Ustedes son la luz del mundo. No se puede ocultar una ciudad situada en la cima de una montaña. Y no se enciende una lámpara para meterla debajo de un cajón, sino que se la pone sobre el candelero para que ilumine a todos los que están en la casa.
Así debe brillar ante los ojos de los hombres la luz que hay en ustedes, a fin de que ellos vean sus buenas obras y glorifiquen al Padre que está en el cielo. (Mateo 5,14-16)

Este hacernos luz para los demás no se da en un instante. El bautismo es el comienzo de un camino que abarca nuestra vida entera, para ir revistiéndonos de la luz de Cristo y poder así entrar un día a la presencia de Dios y permanecer eternamente con Él.

Hemos dicho que en la Vigilia Pascual, los cristianos renovamos nuestras promesas bautismales.

Éstas tienen dos momentos: las renuncias y la profesión de fe.

Renunciamos a Satanás, a todas sus obras y a todas sus seducciones y profesamos nuestra fe en Dios Padre, Hijo y Espíritu Santo y en la Iglesia.

Recibiendo la aspersión del agua bendita, recordamos que fuimos rescatados de la muerte eterna para entrar en la vida del resucitado y volvemos a encender en nuestro corazón la luz de la fe.

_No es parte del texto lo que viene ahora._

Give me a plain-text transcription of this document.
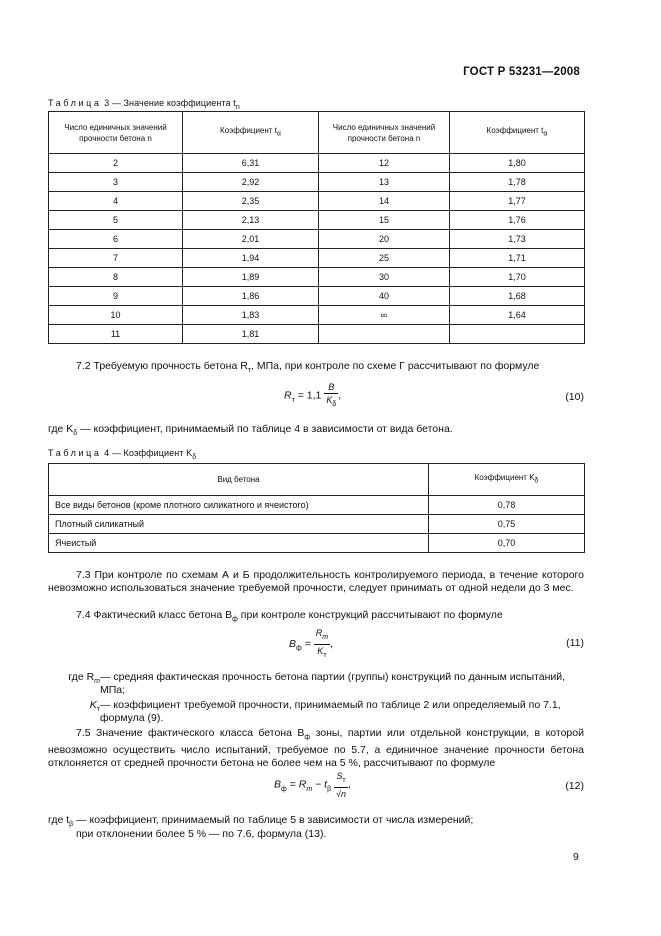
ГОСТ Р 53231—2008
Таблица 3 — Значение коэффициента $t_n$
Число единичных значений прочности бетона n	Коэффициент $t_\alpha$	Число единичных значений прочности бетона n	Коэффициент $t_\alpha$
2	6,31	12	1,80
3	2,92	13	1,78
4	2,35	14	1,77
5	2,13	15	1,76
6	2,01	20	1,73
7	1,94	25	1,71
8	1,89	30	1,70
9	1,86	40	1,68
10	1,83	∞	1,64
11	1,81		
7.2 Требуемую прочность бетона $R_т$, МПа, при контроле по схеме Г рассчитывают по формуле
$R_т = 1,1 \frac{B}{K_\delta}$ ,	(10)
где $K_\delta$ — коэффициент, принимаемый по таблице 4 в зависимости от вида бетона.
Таблица 4 — Коэффициент $K_\delta$
Вид бетона	Коэффициент $K_\delta$
Все виды бетонов (кроме плотного силикатного и ячеистого)	0,78
Плотный силикатный	0,75
Ячеистый	0,70
7.3 При контроле по схемам А и Б продолжительность контролируемого периода, в течение которого невозможно использоваться значение требуемой прочности, следует принимать от одной недели до 3 мес.
7.4 Фактический класс бетона $B_ф$ при контроле конструкций рассчитывают по формуле
$B_ф = \frac{R_m}{K_т}$ ,	(11)
где $R_m$ — средняя фактическая прочность бетона партии (группы) конструкций по данным испытаний, МПа;
$K_т$ — коэффициент требуемой прочности, принимаемый по таблице 2 или определяемый по 7.1, формула (9).
7.5 Значение фактического класса бетона $B_ф$ зоны, партии или отдельной конструкции, в которой невозможно осуществить число испытаний, требуемое по 5.7, а единичное значение прочности бетона отклоняется от средней прочности бетона не более чем на 5 %, рассчитывают по формуле
$B_ф = R_m - t_\beta \frac{S_т}{√n}$ ,	(12)
где $t_\beta$ — коэффициент, принимаемый по таблице 5 в зависимости от числа измерений;
при отклонении более 5 % — по 7.6, формула (13).
9
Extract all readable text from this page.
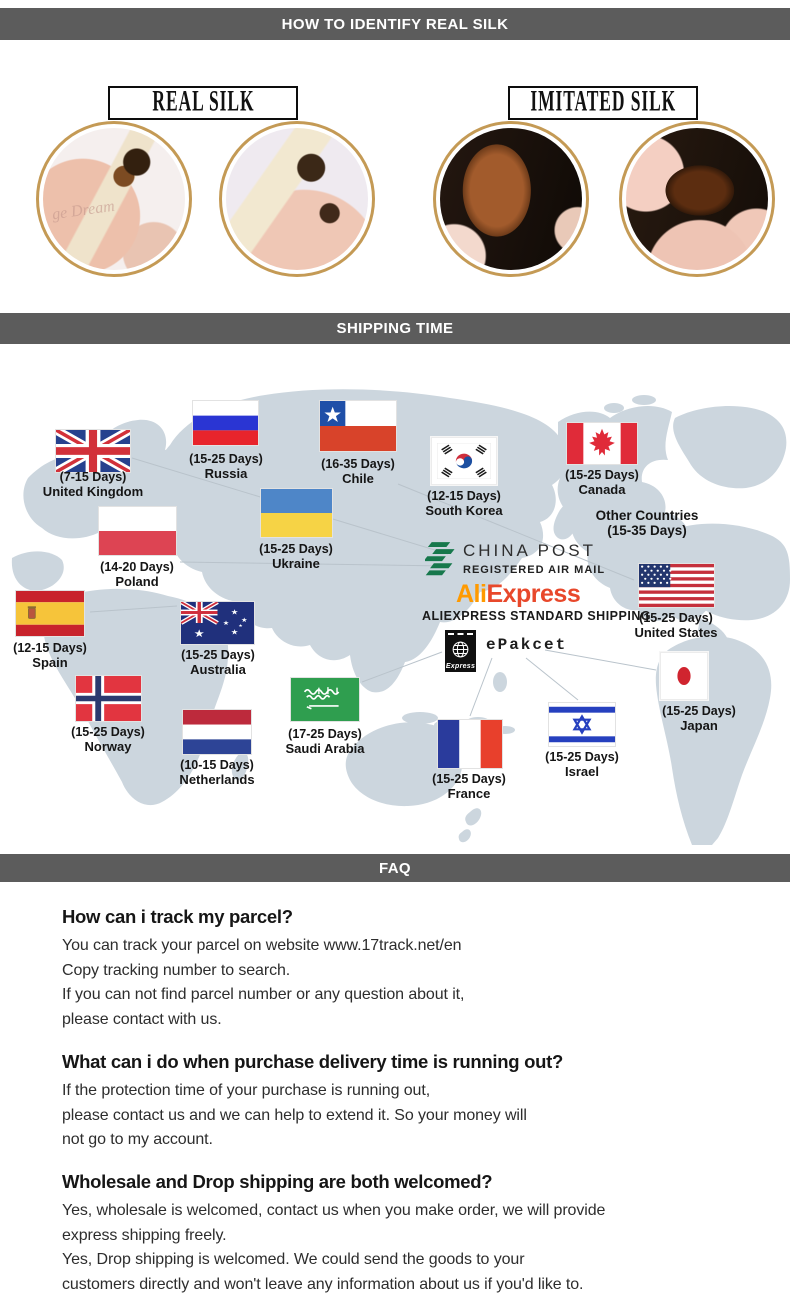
HOW TO IDENTIFY REAL SILK
REAL SILK	IMITATED SILK
ge Dream
SHIPPING TIME
Other Countries
(15-35 Days)
CHINA POST
REGISTERED AIR MAIL
AliExpress
ALIEXPRESS STANDARD SHIPPING
Express
ePakcet
(7-15 Days)
United Kingdom
(15-25 Days)
Russia
(16-35 Days)
Chile
(12-15 Days)
South Korea
(15-25 Days)
Canada
(14-20 Days)
Poland
(15-25 Days)
Ukraine
(12-15 Days)
Spain
★
★
★ ★
★
★
(15-25 Days)
Australia
(15-25 Days)
United States
(15-25 Days)
Norway
(10-15 Days)
Netherlands
(17-25 Days)
Saudi Arabia
(15-25 Days)
Japan
(15-25 Days)
France
(15-25 Days)
Israel
FAQ
How can i track my parcel?
You can track your parcel on website www.17track.net/en
Copy tracking number to search.
If you can not find parcel number or any question about it,
please contact with us.
What can i do when purchase delivery time is running out?
If the protection time of your purchase is running out,
please contact us and we can help to extend it. So your money will
not go to my account.
Wholesale and Drop shipping are both welcomed?
Yes, wholesale is welcomed, contact us when you make order, we will provide
express shipping freely.
Yes, Drop shipping is welcomed. We could send the goods to your
customers directly and won't leave any information about us if you'd like to.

Sí, creemos en Dios creador y, por tanto, nos reconocemos como sus criaturas, seres creados por su amor, llamados a compartir su felicidad para siempre. Creemos que en Dios nuestra vida encuentra su razón y su sentido.

Creemos en Jesucristo, Hijo de Dios encarnado, hecho uno de nosotros, que se humilló hasta sufrir la muerte de cruz, pero que, resucitado, nos une en su rebaño y nos guía como Buen Pastor hacia nuestra meta.

Creemos en el Espíritu Santo, que nos recuerda y nos ayuda a comprender las palabras de Jesús en el Evangelio.

Creemos en la Iglesia, cuerpo de Cristo, misterio de comunión, Pueblo de Dios que peregrina hacia la resurrección y la vida eterna.

Amigas y amigos, que en esta Pascua la luz de Cristo resucitado no pase en vano por nuestra vida. Que esta Semana Santa que estamos concluyendo sea verdadero tiempo de crecimiento en nuestra vida cristiana. Que en nuestra vida se transparente la luz del resucitado, haciéndonos hombres y mujeres de luz.

Y que la bendición de Dios todopoderoso: Padre, Hijo y Espíritu Santo, descienda sobre ustedes y permanezca siempre. Amén.